The funding provided by DRC has also enabled the development of a new mouse model whereby diabetes resistance associated with the Nfkbid-60A transgene in NOD mice will be challenged by deficiency of Bcl3 – a potential downstream actor of Nfkbid previously identified by our lab. We have now successfully used the CRISPR-Cas9 genomic editing system to disrupt Bcl3 gene function directly in NOD mice. Several founder mice have already bred with NOD-60A mice and we are excited to report germline transmission of the mutated Bcl3 locus in this line. Currently Bcl3 heterozygotes are breeding to yield homozygous loss of Bcl3 in the context of the Nfkbid 60A transgene. This breeding scheme will yield Bcl3-deficient littermates with and without the disease protective Nfkbid-60A transgene. In the next 6 months we hope to generate enough mice of the necessary genotypes to begin diabetes incidence studies and assess changes to immune cell populations, such as autoreactive CD8+ T cells and Tregs.
Project Description
We know that multiple cell types contribute to the onset of Type 1 Diabetes (T1D), which strikes when the body’s immune system attacks insulin-producing beta cells in the pancreas. We also know that one category of T-cells (known as CD8+ T-cells) seems to be particularly lethal. Understanding what gives rise to this class of autoreactive T-cells is an important research question for our lab.
Studies in mice have revealed that variants of MHC/HLA genes also play a role in the development of T1D. Interestingly, these variants are also found in healthy mice and humans. However, when these mutant genes are combined with other genetic factors associated with T1D vulnerability, the result is an increase in the destructive CD8+ T-Cells.
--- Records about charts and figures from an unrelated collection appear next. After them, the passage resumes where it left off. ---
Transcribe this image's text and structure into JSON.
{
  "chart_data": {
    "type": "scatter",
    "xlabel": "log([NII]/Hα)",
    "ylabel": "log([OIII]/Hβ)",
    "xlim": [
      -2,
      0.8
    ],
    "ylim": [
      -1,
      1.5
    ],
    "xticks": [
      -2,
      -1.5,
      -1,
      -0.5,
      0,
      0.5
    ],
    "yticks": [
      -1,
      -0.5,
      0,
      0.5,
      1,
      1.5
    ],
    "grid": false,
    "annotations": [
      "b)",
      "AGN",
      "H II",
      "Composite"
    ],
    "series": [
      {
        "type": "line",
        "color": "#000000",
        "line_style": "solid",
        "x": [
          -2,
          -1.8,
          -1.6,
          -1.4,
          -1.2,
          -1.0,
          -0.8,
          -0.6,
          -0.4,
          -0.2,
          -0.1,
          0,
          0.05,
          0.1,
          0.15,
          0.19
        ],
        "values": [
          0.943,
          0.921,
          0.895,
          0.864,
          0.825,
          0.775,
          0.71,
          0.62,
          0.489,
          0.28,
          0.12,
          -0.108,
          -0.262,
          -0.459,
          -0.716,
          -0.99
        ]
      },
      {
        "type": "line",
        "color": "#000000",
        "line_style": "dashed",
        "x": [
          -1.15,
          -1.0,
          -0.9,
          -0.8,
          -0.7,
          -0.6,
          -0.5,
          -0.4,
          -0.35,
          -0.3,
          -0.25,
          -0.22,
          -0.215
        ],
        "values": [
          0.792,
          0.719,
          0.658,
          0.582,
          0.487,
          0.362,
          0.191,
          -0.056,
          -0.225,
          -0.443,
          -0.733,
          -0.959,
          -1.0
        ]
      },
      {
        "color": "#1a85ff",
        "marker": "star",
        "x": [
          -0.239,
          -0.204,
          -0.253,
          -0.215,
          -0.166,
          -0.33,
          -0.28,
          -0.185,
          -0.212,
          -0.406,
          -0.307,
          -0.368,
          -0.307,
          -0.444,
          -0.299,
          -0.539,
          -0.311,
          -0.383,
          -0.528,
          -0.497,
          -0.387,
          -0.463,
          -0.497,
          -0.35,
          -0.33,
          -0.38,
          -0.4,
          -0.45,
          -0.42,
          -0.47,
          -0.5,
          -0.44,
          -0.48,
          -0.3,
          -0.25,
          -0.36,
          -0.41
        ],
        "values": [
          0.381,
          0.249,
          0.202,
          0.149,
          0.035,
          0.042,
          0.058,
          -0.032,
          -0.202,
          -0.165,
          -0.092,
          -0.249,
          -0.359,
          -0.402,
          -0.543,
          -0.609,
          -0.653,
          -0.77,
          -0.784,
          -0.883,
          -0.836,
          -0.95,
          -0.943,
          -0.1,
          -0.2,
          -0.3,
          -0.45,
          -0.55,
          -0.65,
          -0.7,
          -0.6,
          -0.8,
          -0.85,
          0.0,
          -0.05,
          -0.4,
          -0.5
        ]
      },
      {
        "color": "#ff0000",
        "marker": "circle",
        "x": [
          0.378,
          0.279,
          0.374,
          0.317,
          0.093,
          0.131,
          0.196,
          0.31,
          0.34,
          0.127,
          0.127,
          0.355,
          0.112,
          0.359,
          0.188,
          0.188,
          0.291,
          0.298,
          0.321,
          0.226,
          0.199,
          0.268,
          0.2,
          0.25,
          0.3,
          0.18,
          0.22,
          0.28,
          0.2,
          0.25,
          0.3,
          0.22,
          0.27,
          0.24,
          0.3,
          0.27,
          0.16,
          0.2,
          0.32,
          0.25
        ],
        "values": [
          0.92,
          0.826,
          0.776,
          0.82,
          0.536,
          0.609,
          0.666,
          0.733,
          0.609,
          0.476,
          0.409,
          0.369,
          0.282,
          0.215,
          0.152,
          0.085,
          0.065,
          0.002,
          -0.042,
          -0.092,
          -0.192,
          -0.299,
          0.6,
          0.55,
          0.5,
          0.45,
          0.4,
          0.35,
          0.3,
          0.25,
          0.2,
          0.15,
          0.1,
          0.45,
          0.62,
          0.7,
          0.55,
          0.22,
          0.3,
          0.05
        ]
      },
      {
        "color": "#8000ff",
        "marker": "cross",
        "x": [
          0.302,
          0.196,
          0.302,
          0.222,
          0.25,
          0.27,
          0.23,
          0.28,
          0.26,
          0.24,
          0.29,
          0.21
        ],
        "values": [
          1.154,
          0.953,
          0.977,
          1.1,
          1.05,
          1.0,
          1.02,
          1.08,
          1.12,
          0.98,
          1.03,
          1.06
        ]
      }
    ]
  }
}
We have also learned through genetic mapping in mice that differential expression of a gene called Nfkbid affects levels of CD8+ T-cells during T-cell development and impact the activity of regulatory T-cells (known as Tregs), a class of cells with the capacity to suppress autoreactive T-cells.
Using CRISPR gene-editing technology, we eliminated expression of Nfkbid in mice. This experiment resulted in a dramatic acceleration of T1D progression and a massive reduction in Tregs – the immune cells that seem to be a bulwark against harmful T-cells. Conversely, elevating expression of Nfkbid led to complete T1D resistance. The findings suggest that removing CD8+ T-cells and increasing Tregs confers T1D protection, however the biological mechanisms underlying those outcomes remain unknown.
DRC funding will enhance the understanding of how Nfkbid expression levels affect both the removal of autoreactive CD8+ T-cells and Treg numbers and function and will help us better understand the molecular networks potentially dysregulated in human T1D.